– Все предусмотрено, каждая деталь постановки; я срежиссировал этот спектакль чище, чем Мейерхольд блоковский «Балаганчик». -Он засмеялся опять. – Это неплохо сказалось, не правда ли? Тоже трагический балаган42
. Его надо было срежиссировать тонко: вы правы, зрители предубеждены против пьесы, они требуют, чтобы герой был героем, а я хочу показать его, как он есть – мерзавцем! Он запнулся и подумал, мучительно щуря глаза.– Переломить зрителя – это нелегко, он слишком быстро и легкомысленно свищет, он не хочет досмотреть до конца. Я все предусмотрел, я подготовил диалог, я смонтировал пьесу, говорят вам. Я ручаюсь за успех. <…>
Он потер руки привычным «мартыновским» жестом.
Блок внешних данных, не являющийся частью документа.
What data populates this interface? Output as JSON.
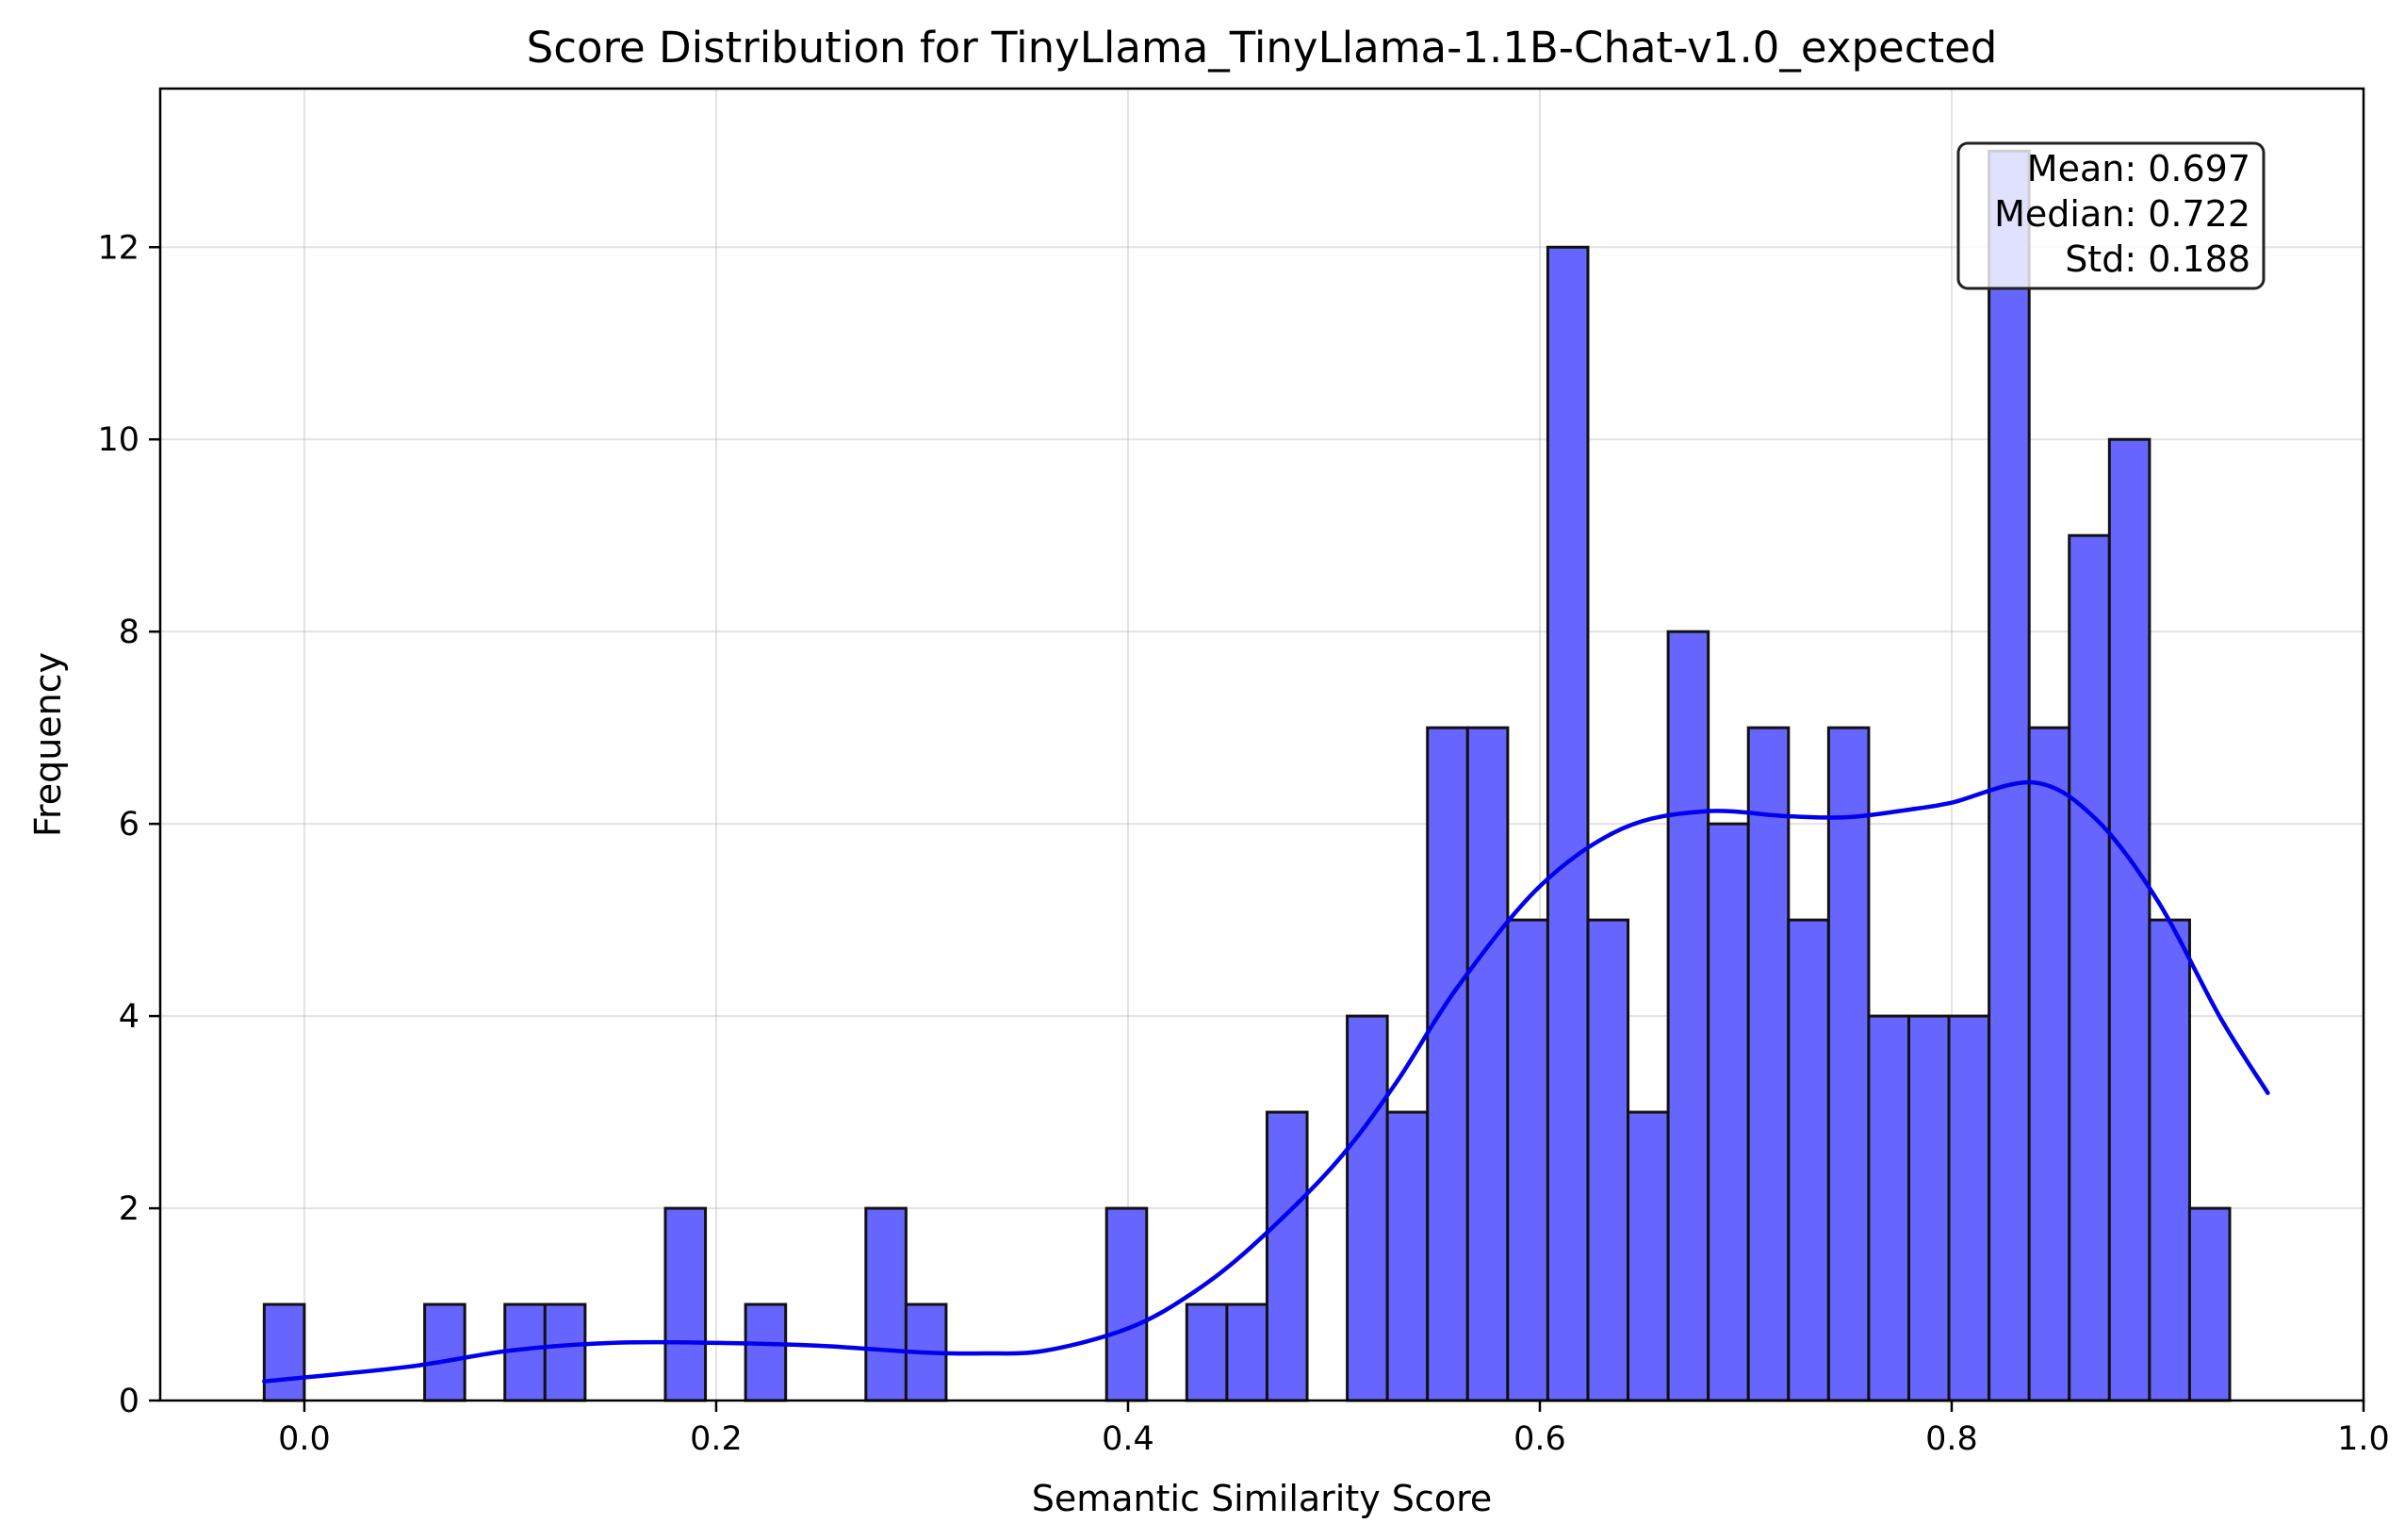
{
  "chart_data": {
    "type": "bar",
    "title": "Score Distribution for TinyLlama_TinyLlama-1.1B-Chat-v1.0_expected",
    "xlabel": "Semantic Similarity Score",
    "ylabel": "Frequency",
    "xlim": [
      -0.07,
      1.0
    ],
    "ylim": [
      0,
      13.65
    ],
    "xticks": [
      0.0,
      0.2,
      0.4,
      0.6,
      0.8,
      1.0
    ],
    "xtick_labels": [
      "0.0",
      "0.2",
      "0.4",
      "0.6",
      "0.8",
      "1.0"
    ],
    "yticks": [
      0,
      2,
      4,
      6,
      8,
      10,
      12
    ],
    "ytick_labels": [
      "0",
      "2",
      "4",
      "6",
      "8",
      "10",
      "12"
    ],
    "grid": true,
    "bin_start": -0.0195,
    "bin_width": 0.01948,
    "values": [
      1,
      0,
      0,
      0,
      1,
      0,
      1,
      1,
      0,
      0,
      2,
      0,
      1,
      0,
      0,
      2,
      1,
      0,
      0,
      0,
      0,
      2,
      0,
      1,
      1,
      3,
      0,
      4,
      3,
      7,
      7,
      5,
      12,
      5,
      3,
      8,
      6,
      7,
      5,
      7,
      4,
      4,
      4,
      13,
      7,
      9,
      10,
      5,
      2
    ],
    "bar_color": "#6666ff",
    "bar_edge_color": "#111111",
    "kde": {
      "color": "#0000ee",
      "x": [
        -0.0195,
        0.05,
        0.1,
        0.15,
        0.2,
        0.25,
        0.3,
        0.33,
        0.36,
        0.4,
        0.43,
        0.46,
        0.5,
        0.53,
        0.56,
        0.6,
        0.64,
        0.68,
        0.72,
        0.75,
        0.78,
        0.8,
        0.84,
        0.87,
        0.9,
        0.93,
        0.9535
      ],
      "y": [
        0.2,
        0.35,
        0.52,
        0.6,
        0.6,
        0.57,
        0.5,
        0.49,
        0.52,
        0.75,
        1.1,
        1.6,
        2.45,
        3.3,
        4.3,
        5.35,
        5.95,
        6.13,
        6.08,
        6.07,
        6.15,
        6.22,
        6.43,
        6.05,
        5.2,
        4.0,
        3.2
      ]
    },
    "stats": {
      "mean": "Mean: 0.697",
      "median": "Median: 0.722",
      "std": "Std: 0.188"
    },
    "legend": "none"
  }
}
– Я уже десять раз пережил то, что будет, деталь за деталью. Я вижу, понимаете, физически вижу, до мельчайших подробностей, как именно я его убью. Комнату, где это будет, я велел оклеить новыми обоями – единственную во всей даче (мы ведь на даче будем, в Озерках)43
: дача запущенная и пыльная, как кулисы театра, и среди нее павильон. Театральный павильон, вы разумеете? Я сам выбирал обои: розовые букеты по белому рубчатому полю. И приказал наклеить – завязочками букетов вверх, обязательно вверх. Вы чувствуте? В комнате, где будет убит провокатор, обязательно должны быть розы завязочками вверх… Я подобрал мебель. Гримы – даны. Я вижу его лицо, какое оно будет… в момент. Борода с пивной пеной на завитках у подбородка… Я буду поить его пивом, он всегда роняет пену себе на бороду… Под бородой новый галстук с жемчужной булавкой. Он стал носить жемчужную булавку – с тех пор как стал провокатором. И галстук будет провокаторский – с шиком – малиновый с синим, в полоску, атласный… с растрепанным хвостом… выбившимся из-под жилета… Он расстегнет шубу, когда будет пить – и хвост будет на самом виду… концы таких галстуков всегда махрятся. Я вижу все. Я твердо помню весь диалог… все мизансцены финала. Как по печатному тексту. Вы убедитесь в этом (Мстиславский 1928: 288-89).Этот беллетризованный (с вкрапленными «психологическими» деталями чуть ли не из романов Достоевского) монолог Мартына плохо вяжется с реальным, немногословным и тяжеловатым Рутенбергом, едва ли произнесшим за жизнь, если это не было связано с политико-митинговым или газетно-публицистическим жанром, хотя бы одну высокопарную речь. Если к тому же вспомнить, что живой прототип этого вдохновенного экзекутора-декадента находился на грани душевного срыва, трудно представить, чтобы в его воспаленном мозгу будущая расправа над Гапоном рисовалась в образах экзальтированной символической драмы (глава, в которой изображена сама казнь, названа у Мстиславского «Трагический балаган»).